Animal study reveals new way to repair damage with natural tissue
THURSDAY, Feb. 4 (HealthDay News) -- A new nanofiber gel that promotes cartilage growth in joints has been developed by U.S. researchers.
The material is injected into the damaged joint and stimulates bone marrow stem cells to produce natural cartilage, without the need for expensive growth factors. No current therapy can do this, according to the researchers, from Northwestern University.

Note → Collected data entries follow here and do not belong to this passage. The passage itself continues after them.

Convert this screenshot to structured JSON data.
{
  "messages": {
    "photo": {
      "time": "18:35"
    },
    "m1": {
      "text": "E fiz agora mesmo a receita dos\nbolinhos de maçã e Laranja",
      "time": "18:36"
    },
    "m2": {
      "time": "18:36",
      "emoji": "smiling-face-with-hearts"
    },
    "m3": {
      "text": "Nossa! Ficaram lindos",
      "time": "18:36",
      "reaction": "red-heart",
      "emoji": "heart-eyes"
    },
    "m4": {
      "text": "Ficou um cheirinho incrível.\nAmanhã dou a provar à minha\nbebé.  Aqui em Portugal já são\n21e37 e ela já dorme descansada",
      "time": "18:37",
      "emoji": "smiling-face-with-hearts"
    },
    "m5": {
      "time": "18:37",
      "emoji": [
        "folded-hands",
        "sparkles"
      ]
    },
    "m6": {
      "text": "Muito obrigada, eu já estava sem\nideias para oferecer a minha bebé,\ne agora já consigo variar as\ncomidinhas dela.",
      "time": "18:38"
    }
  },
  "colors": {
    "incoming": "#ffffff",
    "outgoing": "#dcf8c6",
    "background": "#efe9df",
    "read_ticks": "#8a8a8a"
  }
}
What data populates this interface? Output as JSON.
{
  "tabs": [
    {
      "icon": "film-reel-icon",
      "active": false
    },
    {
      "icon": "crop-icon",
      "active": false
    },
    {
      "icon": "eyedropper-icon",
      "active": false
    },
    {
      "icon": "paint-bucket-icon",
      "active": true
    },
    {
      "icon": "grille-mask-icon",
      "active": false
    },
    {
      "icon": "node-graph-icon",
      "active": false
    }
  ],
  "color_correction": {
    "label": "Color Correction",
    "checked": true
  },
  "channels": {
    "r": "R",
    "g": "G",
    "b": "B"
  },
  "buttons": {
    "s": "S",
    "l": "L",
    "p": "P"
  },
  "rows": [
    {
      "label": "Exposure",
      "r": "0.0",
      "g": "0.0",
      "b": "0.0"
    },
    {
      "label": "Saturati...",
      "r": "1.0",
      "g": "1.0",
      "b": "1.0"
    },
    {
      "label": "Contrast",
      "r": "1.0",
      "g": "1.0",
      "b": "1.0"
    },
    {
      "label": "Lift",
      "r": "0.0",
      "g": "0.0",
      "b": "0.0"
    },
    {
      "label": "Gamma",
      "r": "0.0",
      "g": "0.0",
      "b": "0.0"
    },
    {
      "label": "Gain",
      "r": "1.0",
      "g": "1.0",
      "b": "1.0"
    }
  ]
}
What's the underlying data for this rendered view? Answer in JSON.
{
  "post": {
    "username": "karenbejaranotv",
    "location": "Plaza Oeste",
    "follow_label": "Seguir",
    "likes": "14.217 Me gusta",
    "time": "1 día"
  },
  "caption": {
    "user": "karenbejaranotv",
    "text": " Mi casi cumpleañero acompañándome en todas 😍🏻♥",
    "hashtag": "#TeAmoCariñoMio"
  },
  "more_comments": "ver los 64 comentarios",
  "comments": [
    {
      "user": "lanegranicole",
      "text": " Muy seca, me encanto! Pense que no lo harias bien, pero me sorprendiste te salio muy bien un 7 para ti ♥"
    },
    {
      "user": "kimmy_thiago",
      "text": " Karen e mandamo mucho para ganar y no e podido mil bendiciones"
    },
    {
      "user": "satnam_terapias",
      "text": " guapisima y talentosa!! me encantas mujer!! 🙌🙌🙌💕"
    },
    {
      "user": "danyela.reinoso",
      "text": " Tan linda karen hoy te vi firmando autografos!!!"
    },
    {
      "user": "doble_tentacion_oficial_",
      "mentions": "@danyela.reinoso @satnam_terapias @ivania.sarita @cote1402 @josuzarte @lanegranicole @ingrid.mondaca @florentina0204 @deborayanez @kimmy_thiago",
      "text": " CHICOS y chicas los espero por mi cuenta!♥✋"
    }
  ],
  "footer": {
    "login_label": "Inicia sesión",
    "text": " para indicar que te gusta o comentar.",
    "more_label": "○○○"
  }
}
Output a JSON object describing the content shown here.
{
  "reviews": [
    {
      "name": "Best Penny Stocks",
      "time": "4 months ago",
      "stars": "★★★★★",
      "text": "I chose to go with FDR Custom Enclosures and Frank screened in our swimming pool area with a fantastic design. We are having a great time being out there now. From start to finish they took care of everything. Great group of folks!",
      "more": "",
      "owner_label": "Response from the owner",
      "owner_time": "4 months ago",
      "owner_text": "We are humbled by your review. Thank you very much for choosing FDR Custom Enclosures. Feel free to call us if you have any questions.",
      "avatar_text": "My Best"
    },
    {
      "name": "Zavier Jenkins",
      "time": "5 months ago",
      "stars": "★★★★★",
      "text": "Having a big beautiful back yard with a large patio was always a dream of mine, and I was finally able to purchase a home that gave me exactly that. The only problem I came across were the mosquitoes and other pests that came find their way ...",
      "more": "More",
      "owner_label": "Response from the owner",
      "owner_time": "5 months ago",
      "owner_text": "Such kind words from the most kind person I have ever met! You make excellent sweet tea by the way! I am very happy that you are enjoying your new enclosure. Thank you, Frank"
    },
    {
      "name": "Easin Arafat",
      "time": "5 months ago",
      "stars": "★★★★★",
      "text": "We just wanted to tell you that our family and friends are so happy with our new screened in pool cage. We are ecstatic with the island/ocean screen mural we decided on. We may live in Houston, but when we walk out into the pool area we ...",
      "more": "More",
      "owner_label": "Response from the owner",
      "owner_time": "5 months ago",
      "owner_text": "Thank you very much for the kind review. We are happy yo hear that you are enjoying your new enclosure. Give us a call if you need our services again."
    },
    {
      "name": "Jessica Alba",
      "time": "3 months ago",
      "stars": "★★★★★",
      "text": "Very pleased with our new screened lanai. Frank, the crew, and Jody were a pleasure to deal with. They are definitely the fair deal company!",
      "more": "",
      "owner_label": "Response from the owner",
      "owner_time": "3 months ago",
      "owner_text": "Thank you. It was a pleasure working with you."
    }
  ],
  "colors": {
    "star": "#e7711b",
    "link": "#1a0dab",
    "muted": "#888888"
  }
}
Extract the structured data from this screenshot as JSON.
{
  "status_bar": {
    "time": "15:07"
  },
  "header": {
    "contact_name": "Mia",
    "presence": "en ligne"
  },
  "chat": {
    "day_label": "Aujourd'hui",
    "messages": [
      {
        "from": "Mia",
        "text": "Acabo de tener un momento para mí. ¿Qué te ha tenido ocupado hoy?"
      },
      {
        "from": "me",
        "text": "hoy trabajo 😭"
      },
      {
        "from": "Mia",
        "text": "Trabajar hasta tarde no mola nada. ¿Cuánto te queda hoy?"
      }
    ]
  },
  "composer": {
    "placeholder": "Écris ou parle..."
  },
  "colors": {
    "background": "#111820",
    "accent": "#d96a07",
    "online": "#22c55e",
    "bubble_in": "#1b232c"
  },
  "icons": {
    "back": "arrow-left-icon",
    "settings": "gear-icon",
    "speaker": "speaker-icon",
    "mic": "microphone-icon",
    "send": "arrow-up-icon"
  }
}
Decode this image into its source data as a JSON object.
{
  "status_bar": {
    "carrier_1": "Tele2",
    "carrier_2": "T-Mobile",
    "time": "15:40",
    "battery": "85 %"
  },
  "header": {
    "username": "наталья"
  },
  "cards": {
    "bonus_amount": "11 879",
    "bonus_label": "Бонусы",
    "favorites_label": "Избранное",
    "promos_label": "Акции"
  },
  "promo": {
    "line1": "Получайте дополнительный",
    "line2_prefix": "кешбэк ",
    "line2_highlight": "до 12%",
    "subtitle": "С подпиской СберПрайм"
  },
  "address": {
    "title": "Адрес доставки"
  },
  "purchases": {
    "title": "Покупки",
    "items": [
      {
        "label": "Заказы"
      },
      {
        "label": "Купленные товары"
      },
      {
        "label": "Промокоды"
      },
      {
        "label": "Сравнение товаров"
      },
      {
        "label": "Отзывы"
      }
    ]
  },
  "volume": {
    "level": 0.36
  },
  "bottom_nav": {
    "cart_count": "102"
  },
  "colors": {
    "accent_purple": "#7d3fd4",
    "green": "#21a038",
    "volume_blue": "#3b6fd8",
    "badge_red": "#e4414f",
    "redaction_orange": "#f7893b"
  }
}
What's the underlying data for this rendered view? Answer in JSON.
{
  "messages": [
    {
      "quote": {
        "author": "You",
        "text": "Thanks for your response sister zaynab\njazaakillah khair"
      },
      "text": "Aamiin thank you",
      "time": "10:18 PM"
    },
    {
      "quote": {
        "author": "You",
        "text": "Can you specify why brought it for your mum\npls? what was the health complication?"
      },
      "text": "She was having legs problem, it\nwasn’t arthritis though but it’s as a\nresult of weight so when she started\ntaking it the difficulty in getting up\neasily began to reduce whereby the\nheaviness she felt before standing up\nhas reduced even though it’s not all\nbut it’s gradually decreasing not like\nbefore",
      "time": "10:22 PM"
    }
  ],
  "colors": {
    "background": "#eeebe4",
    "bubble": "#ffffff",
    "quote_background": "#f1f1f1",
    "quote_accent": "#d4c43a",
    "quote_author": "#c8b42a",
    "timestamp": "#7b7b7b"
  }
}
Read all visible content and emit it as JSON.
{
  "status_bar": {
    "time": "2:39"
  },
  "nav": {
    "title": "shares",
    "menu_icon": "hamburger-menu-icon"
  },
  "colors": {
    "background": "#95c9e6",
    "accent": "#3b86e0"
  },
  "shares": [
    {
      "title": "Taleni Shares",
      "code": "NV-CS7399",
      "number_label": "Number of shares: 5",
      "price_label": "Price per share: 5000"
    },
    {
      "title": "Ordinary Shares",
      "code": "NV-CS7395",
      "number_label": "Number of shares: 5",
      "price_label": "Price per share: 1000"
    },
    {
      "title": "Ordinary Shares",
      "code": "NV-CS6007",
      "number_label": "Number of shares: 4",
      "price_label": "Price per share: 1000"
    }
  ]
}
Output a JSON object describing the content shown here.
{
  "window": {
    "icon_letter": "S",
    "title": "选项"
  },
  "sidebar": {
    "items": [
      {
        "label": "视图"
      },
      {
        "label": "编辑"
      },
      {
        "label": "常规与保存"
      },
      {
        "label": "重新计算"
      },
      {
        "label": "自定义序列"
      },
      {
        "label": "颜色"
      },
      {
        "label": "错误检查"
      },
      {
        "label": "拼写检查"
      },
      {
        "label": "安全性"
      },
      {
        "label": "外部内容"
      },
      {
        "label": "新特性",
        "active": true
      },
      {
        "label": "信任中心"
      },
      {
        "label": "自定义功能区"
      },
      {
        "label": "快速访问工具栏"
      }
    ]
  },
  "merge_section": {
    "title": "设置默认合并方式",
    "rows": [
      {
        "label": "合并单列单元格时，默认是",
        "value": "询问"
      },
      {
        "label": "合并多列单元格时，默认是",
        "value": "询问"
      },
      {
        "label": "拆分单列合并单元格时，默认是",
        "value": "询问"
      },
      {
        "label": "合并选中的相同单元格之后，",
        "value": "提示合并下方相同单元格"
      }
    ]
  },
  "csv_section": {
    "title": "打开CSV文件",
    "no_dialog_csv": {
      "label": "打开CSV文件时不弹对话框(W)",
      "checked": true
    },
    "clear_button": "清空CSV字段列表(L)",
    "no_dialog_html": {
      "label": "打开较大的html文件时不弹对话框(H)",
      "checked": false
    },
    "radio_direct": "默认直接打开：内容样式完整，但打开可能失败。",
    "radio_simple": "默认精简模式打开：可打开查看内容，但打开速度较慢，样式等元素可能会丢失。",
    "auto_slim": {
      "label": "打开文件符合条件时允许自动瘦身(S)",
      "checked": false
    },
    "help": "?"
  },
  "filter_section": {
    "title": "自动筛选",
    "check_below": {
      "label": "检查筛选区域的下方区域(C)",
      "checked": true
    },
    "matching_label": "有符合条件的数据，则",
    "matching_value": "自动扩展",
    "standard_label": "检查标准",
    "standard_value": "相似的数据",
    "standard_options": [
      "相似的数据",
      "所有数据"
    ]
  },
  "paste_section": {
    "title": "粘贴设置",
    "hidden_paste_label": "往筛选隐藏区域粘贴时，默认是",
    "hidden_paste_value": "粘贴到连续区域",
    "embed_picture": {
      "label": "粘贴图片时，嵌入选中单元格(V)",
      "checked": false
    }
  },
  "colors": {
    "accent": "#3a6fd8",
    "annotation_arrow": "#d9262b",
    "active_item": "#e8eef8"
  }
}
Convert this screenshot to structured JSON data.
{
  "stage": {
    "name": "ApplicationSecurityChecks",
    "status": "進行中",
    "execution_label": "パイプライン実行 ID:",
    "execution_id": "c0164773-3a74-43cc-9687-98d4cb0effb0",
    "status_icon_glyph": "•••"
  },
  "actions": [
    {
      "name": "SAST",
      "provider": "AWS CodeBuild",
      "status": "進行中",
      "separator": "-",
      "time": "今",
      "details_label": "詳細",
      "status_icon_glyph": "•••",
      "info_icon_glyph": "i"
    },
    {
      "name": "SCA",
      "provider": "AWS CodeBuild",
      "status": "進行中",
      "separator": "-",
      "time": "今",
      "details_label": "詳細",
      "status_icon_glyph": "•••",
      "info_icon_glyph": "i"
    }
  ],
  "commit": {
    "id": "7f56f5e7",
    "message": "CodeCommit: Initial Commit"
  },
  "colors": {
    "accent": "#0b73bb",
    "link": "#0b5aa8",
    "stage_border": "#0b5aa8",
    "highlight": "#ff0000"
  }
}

Many people -- including amateur and professional athletes and older adults -- have damaged cartilage, which can lead to joint pain and loss of physical function and eventually to osteoarthritis.
"Cartilage does not regenerate in adults. Once you are fully grown, you have all the cartilage you'll ever have," the study's lead author, Ramille N. Shah, an assistant professor of materials science and engineering at the McCormick School of Engineering and Applied Science and assistant professor of orthopedic surgery at the Feinberg School of Medicine, said in a university news release.
The nanoscopic material prompts stem cells in bone marrow to produce cartilage containing type II collagen and repair the damaged joint, the researchers explained. Type II collagen is the major protein in articular cartilage, which is the smooth, white connective tissue that covers the ends of bones where they meet to form joints.
"A procedure called microfracture is the most common technique currently used by doctors, but it tends to produce a cartilage having predominately type I collagen, which is more like scar tissue," Shah said.
In the microfracture procedure, small holes are drilled in the bone beneath the damaged cartilage to create a new blood supply to stimulate the growth of new cartilage.
Tests in lab animals showed that the nanoscopic material produced better results than the microfracture procedure alone, the researchers said.
The study was published online in this week's Proceedings of the National Academy of Sciences.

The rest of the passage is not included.